ANZ New Zealand, the country's biggest lender, boosted its annual cash profit as staff cuts and fewer bad debts trimmed its costs, offsetting smaller margins lending in the face of increased competition.
Cash profit rose to $1.44 billion in the 12 months ended September 30 from $1.29 billion a year earlier, the bank said in a statement. Statutory profit rose 8 per cent to $1.37 billion.
Net interest income fell 3 per cent to $2.64 billion, a smaller decline than the 13 per cent drop in operating expenses to $1.49 billion. The cost cuts came in a period when it shaved 10 per cent from its workforce to 7,400 full-time equivalent positions. The bank cut its provision for credit impairments to $65 million in the year from $194 million in 2013.
"Our business performance has been built on simplifying our products, improving processes and systems and delivering a better banking experience for customers," chief executive David Hisco said. "We have concentrated investment on our brand, sales training, branch coverage and digital capability."

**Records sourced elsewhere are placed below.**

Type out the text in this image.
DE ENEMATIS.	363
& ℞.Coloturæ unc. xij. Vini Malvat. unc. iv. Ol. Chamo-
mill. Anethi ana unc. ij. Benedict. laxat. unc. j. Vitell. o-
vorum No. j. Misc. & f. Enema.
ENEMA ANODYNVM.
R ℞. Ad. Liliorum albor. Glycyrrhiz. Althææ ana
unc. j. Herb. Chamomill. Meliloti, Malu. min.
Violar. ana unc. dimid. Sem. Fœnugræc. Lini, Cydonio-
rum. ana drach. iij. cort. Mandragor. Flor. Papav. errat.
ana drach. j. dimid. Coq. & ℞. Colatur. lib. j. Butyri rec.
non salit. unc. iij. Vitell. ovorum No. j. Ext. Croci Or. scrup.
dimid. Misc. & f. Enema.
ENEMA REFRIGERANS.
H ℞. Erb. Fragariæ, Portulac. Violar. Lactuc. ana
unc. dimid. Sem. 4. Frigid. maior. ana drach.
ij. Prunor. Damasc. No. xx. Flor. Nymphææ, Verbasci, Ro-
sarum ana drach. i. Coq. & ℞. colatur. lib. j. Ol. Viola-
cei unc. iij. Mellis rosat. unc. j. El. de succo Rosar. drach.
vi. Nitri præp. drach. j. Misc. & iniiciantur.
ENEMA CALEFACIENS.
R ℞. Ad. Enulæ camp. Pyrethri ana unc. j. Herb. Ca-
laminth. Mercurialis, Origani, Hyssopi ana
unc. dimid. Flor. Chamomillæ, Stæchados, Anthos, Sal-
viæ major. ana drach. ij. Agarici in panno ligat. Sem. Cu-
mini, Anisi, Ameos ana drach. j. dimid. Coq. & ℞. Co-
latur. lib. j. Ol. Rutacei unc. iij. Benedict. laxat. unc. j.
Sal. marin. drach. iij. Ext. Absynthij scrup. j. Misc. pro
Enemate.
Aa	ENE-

The New Zealand unit's performance was in line with the wider group, with Australia & New Zealand Banking reporting an 11 per cent increase in cash profit to A$6.5 billion on a 3 per cent increase in operating income to A$18.38 billion. The group lifted net profit 11 per cent to A$6.27 billion, and declared a final dividend of 91 Australian cents per share, taking the total payment to A$1.64.